Ainsi le sénat de Rome, ayant chargé le préteur Q. Pétillius (Tit. Liv., xl, 29) d’examiner les écrits du roi Numa, qui avaient été trouvés dans un coffre de pierre, cinq cents ans après la mort de ce roi, résolut de les faire brûler, sur le rapport que lui fit ce préteur, que les cérémonies qui étaient ordonnées dans ces écrits différaient beaucoup de celles qui se pratiquaient alors ; ce qui pouvait jeter des scrupules dans l’esprit des simples, et leur faire voir que le culte prescrit n’était pas le même que celui qui avait été institué par les premiers législateurs, et inspiré par la nymphe Égérie.

On portait la prudence plus loin : on ne pouvait lire les livres sibyllins sans la permission du sénat, qui ne la donnait même que dans les grandes occasions, et lorsqu’il s’agissait de consoler les peuples.

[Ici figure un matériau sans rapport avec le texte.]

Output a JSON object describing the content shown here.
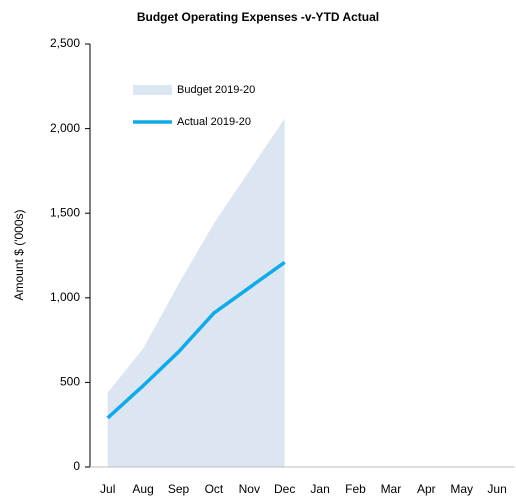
{
  "chart_data": {
    "type": "area",
    "title": "Budget Operating Expenses -v-YTD Actual",
    "ylabel": "Amount $ ('000s)",
    "categories": [
      "Jul",
      "Aug",
      "Sep",
      "Oct",
      "Nov",
      "Dec",
      "Jan",
      "Feb",
      "Mar",
      "Apr",
      "May",
      "Jun"
    ],
    "series": [
      {
        "name": "Budget 2019-20",
        "type": "area",
        "color": "#dce6f2",
        "values": [
          440,
          700,
          1080,
          1440,
          1750,
          2060,
          null,
          null,
          null,
          null,
          null,
          null
        ]
      },
      {
        "name": "Actual 2019-20",
        "type": "line",
        "color": "#10aae6",
        "values": [
          290,
          480,
          680,
          910,
          1060,
          1210,
          null,
          null,
          null,
          null,
          null,
          null
        ]
      }
    ],
    "ylim": [
      0,
      2500
    ],
    "yticks": [
      0,
      500,
      {
        "value": 1000,
        "label": "1,000"
      },
      {
        "value": 1500,
        "label": "1,500"
      },
      {
        "value": 2000,
        "label": "2,000"
      },
      {
        "value": 2500,
        "label": "2,500"
      }
    ],
    "grid": false,
    "legend": "upper left"
  }
}
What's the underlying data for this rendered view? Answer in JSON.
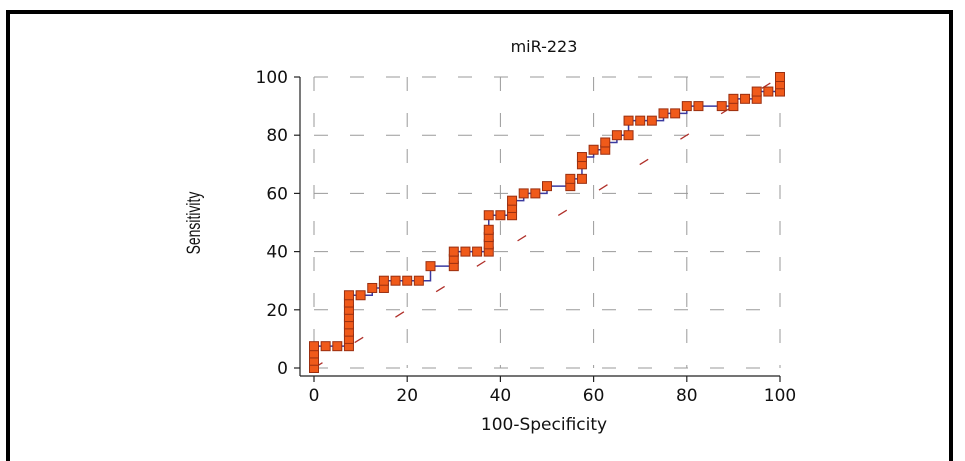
{
  "chart_data": {
    "type": "line",
    "title": "miR-223",
    "xlabel": "100-Specificity",
    "ylabel": "Sensitivity",
    "xlim": [
      0,
      100
    ],
    "ylim": [
      0,
      100
    ],
    "xticks": [
      "0",
      "20",
      "40",
      "60",
      "80",
      "100"
    ],
    "yticks": [
      "0",
      "20",
      "40",
      "60",
      "80",
      "100"
    ],
    "grid": true,
    "reference_line": {
      "from": [
        0,
        0
      ],
      "to": [
        100,
        100
      ],
      "style": "dashed",
      "color": "#b0302a"
    },
    "series": [
      {
        "marker_color": "#f05a1a",
        "line_color": "#3a3aa0",
        "points": [
          [
            0,
            0
          ],
          [
            0,
            2.5
          ],
          [
            0,
            5
          ],
          [
            0,
            7.5
          ],
          [
            2.5,
            7.5
          ],
          [
            5,
            7.5
          ],
          [
            7.5,
            7.5
          ],
          [
            7.5,
            10
          ],
          [
            7.5,
            12.5
          ],
          [
            7.5,
            15
          ],
          [
            7.5,
            17.5
          ],
          [
            7.5,
            20
          ],
          [
            7.5,
            22.5
          ],
          [
            7.5,
            25
          ],
          [
            10,
            25
          ],
          [
            12.5,
            27.5
          ],
          [
            15,
            27.5
          ],
          [
            15,
            30
          ],
          [
            17.5,
            30
          ],
          [
            20,
            30
          ],
          [
            22.5,
            30
          ],
          [
            25,
            35
          ],
          [
            30,
            35
          ],
          [
            30,
            37.5
          ],
          [
            30,
            40
          ],
          [
            32.5,
            40
          ],
          [
            35,
            40
          ],
          [
            37.5,
            40
          ],
          [
            37.5,
            42.5
          ],
          [
            37.5,
            45
          ],
          [
            37.5,
            47.5
          ],
          [
            37.5,
            52.5
          ],
          [
            40,
            52.5
          ],
          [
            42.5,
            52.5
          ],
          [
            42.5,
            55
          ],
          [
            42.5,
            57.5
          ],
          [
            45,
            60
          ],
          [
            47.5,
            60
          ],
          [
            50,
            62.5
          ],
          [
            55,
            62.5
          ],
          [
            55,
            65
          ],
          [
            57.5,
            65
          ],
          [
            57.5,
            70
          ],
          [
            57.5,
            72.5
          ],
          [
            60,
            75
          ],
          [
            62.5,
            75
          ],
          [
            62.5,
            77.5
          ],
          [
            65,
            80
          ],
          [
            67.5,
            80
          ],
          [
            67.5,
            85
          ],
          [
            70,
            85
          ],
          [
            72.5,
            85
          ],
          [
            75,
            87.5
          ],
          [
            77.5,
            87.5
          ],
          [
            80,
            90
          ],
          [
            82.5,
            90
          ],
          [
            87.5,
            90
          ],
          [
            90,
            90
          ],
          [
            90,
            92.5
          ],
          [
            92.5,
            92.5
          ],
          [
            95,
            92.5
          ],
          [
            95,
            95
          ],
          [
            97.5,
            95
          ],
          [
            100,
            95
          ],
          [
            100,
            97.5
          ],
          [
            100,
            100
          ]
        ]
      }
    ]
  }
}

Toutes les interprétations étaient défendues ; ces livres même étaient toujours renfermés ; et, par une précaution si sage, on ôtait les armes des mains des fanatiques et des séditieux.

Les devins ne pouvaient rien prononcer sur les affaires publiques sans la permission des magistrats ; leur art était absolument subordonné à la volonté du sénat ; et cela avait été ainsi ordonné par les livres des pontifes, dont Cicéron (de Leg., ii, 8, 9) nous a conservé quelques fragments. « Polybe met la superstition au rang des avantages que le peuple romain avait par-dessus les autres peuples : ce qui paraît ridicule aux sages est nécessaire pour les sots ; et ce peuple, qui se met si facilement en colère, a besoin d’être arrêté par une puissance invisible.

Les augures et les aruspices étaient proprement les grotesques du paganisme ; mais on ne les trouvera point ridicules si on fait réflexion que, dans une religion toute populaire comme celle-là, rien ne paraissait extravagant ; la crédulité du peuple réparait tout chez les Romains : plus une chose était contraire à la raison humaine, plus elle leur paraissait divine. Une vérité simple ne les aurait pas vivement touchés ; il leur fallait des sujets d’admiration ; il leur fallait des signes de la divinité ; et ils ne les trouvaient que dans le merveilleux et le ridicule.

C’était, à la vérité, une chose très-extravagante de faire dépendre le salut de la république de l’appétit sacré d’un poulet, et de la disposition des entrailles des victimes ; mais ceux qui introduisirent ces cérémonies en connaissaient bien le fort et le faible, et ce ne fut que par de bonnes raisons qu’ils péchèrent contre la raison même. Si ce culte avait été plus raisonnable, les gens d’esprit en auraient été la dupe aussi bien que le peuple, et par là on aurait perdu tout l’avantage qu’on en pouvait attendre. Il fallait donc des cérémonies qui pussent entretenir la superstition des uns, et entrer dans la politique des autres. C’est ce qui se trouvait dans les divinations. On y mettait les arrêts du ciel dans la bouche des principaux sénateurs, gens éclairés, et qui connaissaient également le ridicule et l’utilité des divinations. Cicéron (de Divinat., ii, 35) pense, comme Marcellus, que, quoique la crédulité populaire eut établi au commencement les augures, on en avait retenu l’usage pour l’utilité de la république, etc. »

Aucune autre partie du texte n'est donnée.